“’Cause we’re not out at sea yet,” Bert replied. “This is only the bay, and fish don’t come up here on account of too many ships that scare ’em away. You’ll have to wait until we get out where the water is colored blue.”

“Do fish like blue water?” asked Flossie.

“I guess so,” answered Bert. “Anyhow, I don’t s’pose you can catch any fish here, Freddie.”

However, the little Bobbsey twin boy had his own idea about that. He had been planning to catch some fish ever since he had heard about the trip to Florida. Freddie had been to the seashore several times, on visits to Ocean Cliff, where Uncle William Minturn lived. But this was the first time the small chap had been on a big ship. He knew that fish were caught in the sea, for he had seen the men come in with boatloads of them at Ocean Cliff. And he had caught fish himself at Blueberry Island. But that, he remembered, was not in the sea.
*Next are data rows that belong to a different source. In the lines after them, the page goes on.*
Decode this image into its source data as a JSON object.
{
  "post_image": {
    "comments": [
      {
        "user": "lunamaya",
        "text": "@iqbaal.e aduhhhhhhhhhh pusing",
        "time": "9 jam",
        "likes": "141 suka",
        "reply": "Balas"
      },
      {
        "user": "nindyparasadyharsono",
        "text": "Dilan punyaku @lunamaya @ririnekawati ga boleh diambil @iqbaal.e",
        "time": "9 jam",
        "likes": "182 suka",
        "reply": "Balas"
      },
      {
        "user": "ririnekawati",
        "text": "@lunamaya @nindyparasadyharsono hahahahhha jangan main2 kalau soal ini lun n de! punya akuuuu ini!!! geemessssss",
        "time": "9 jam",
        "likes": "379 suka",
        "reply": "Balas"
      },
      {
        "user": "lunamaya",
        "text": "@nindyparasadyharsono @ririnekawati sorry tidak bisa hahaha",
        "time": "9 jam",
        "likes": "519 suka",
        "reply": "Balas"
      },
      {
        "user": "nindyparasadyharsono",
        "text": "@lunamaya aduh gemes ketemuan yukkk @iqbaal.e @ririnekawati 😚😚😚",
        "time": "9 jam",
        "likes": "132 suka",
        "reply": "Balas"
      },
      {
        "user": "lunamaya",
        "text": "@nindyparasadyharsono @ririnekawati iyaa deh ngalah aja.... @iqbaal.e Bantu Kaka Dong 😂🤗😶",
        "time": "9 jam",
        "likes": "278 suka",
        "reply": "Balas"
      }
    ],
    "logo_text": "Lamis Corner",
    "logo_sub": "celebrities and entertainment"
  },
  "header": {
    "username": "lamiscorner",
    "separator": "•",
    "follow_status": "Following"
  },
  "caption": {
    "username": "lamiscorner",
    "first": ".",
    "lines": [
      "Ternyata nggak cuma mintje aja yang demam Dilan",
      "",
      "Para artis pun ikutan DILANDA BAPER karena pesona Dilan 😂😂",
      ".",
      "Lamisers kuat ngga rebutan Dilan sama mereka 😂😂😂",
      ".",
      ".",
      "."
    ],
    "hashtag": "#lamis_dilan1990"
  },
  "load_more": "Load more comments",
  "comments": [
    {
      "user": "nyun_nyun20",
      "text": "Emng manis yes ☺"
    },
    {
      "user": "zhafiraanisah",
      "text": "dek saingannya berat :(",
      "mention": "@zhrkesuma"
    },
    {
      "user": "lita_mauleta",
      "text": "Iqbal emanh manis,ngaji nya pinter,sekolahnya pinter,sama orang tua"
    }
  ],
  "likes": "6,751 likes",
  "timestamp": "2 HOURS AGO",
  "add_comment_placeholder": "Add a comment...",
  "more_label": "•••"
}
“Come on, Flossie,” said Freddie, when Bert and Nan had walked away down the deck. “Come on, I’m going to do it.”

“Do what, Freddie?”

“I’m going to catch some fish. I’ve got my string all untangled now.”

“You haven’t any fishhook,” observed the little girl; “and you can’t catch any fish lessen you have a hook.”

“I can make one out of a pin, and I’ve got a pin,” answered Freddie. “I dassen’t ever have a real hook, anyhow, all alone by myself, till I get bigger. But I can catch a fish on a pin-hook.”

He did have a pin fastened to his coat, and this pin he now bent into the shape of a hook and stuck it through a knot in the end of the long, dangling string.